The Palestinian Islamic Jihad, which fired many of Tuesday’s mortars at Israel, also said it was committed to a ceasefire along the same terms reached following the 2014 Gaza War, known in Israel as Operation Protective Edge.

A spokesperson for the Iran-backed group said the Palestinian groups would abide by the ceasefire as long as Israel does, adding that the understanding was reached following mediation by Egypt.

Senior Israeli officials were quoted by the public broadcaster Kan as saying that while there was no formal ceasefire agreement with Gaza terror groups, there was a mutual understanding that if the rocket and mortar shelling stops, Israel would stop its bombardment of Hamas and Islamic Jihad targets in the Strip.

Tuesday saw at least 70 projectiles launched into Israel from Gaza, as well as dozens of retaliatory strikes by the IDF against targets in the Strip, after weeks of soaring tensions.
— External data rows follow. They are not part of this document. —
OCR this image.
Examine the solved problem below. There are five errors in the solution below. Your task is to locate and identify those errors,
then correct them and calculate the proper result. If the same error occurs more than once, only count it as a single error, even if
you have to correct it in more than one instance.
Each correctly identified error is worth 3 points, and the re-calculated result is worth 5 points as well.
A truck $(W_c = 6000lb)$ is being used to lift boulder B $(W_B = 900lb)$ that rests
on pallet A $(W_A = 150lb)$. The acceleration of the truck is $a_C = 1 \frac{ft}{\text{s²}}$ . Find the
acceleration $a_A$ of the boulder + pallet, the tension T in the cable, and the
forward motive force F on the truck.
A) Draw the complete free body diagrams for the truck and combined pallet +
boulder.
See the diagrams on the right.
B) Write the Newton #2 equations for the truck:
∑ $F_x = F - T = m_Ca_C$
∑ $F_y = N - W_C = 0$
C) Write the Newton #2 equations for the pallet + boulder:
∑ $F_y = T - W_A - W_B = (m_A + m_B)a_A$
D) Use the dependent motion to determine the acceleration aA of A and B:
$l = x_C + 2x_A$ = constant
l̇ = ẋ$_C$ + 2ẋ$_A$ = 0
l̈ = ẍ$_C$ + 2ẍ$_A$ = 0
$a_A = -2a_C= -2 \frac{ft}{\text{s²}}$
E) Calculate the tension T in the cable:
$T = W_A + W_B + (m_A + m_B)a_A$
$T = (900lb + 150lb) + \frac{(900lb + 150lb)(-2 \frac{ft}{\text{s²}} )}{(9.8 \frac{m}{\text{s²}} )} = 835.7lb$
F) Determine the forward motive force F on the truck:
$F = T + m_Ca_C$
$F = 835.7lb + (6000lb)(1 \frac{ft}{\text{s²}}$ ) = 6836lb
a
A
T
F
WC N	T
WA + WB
In an early morning mortar shell barrage, one shell exploded in the yard of a kindergarten shortly before children arrived.

Thousands of Israelis spent the subsequent night in bomb shelters as terrorists in the Gaza Strip fired some 40 more rockets and mortars at communities near the coastal enclave early Wednesday, with several of them being intercepted by Iron Dome. There were no reports of injuries, but one shell scored a direct hit on an empty house.

The IDF said that rockets and shells were fired at the Eshkol, Sha’ar Hanegev and Sdot Negev regions and that Iron Dome intercepted some of them, while most of the others fell in open areas.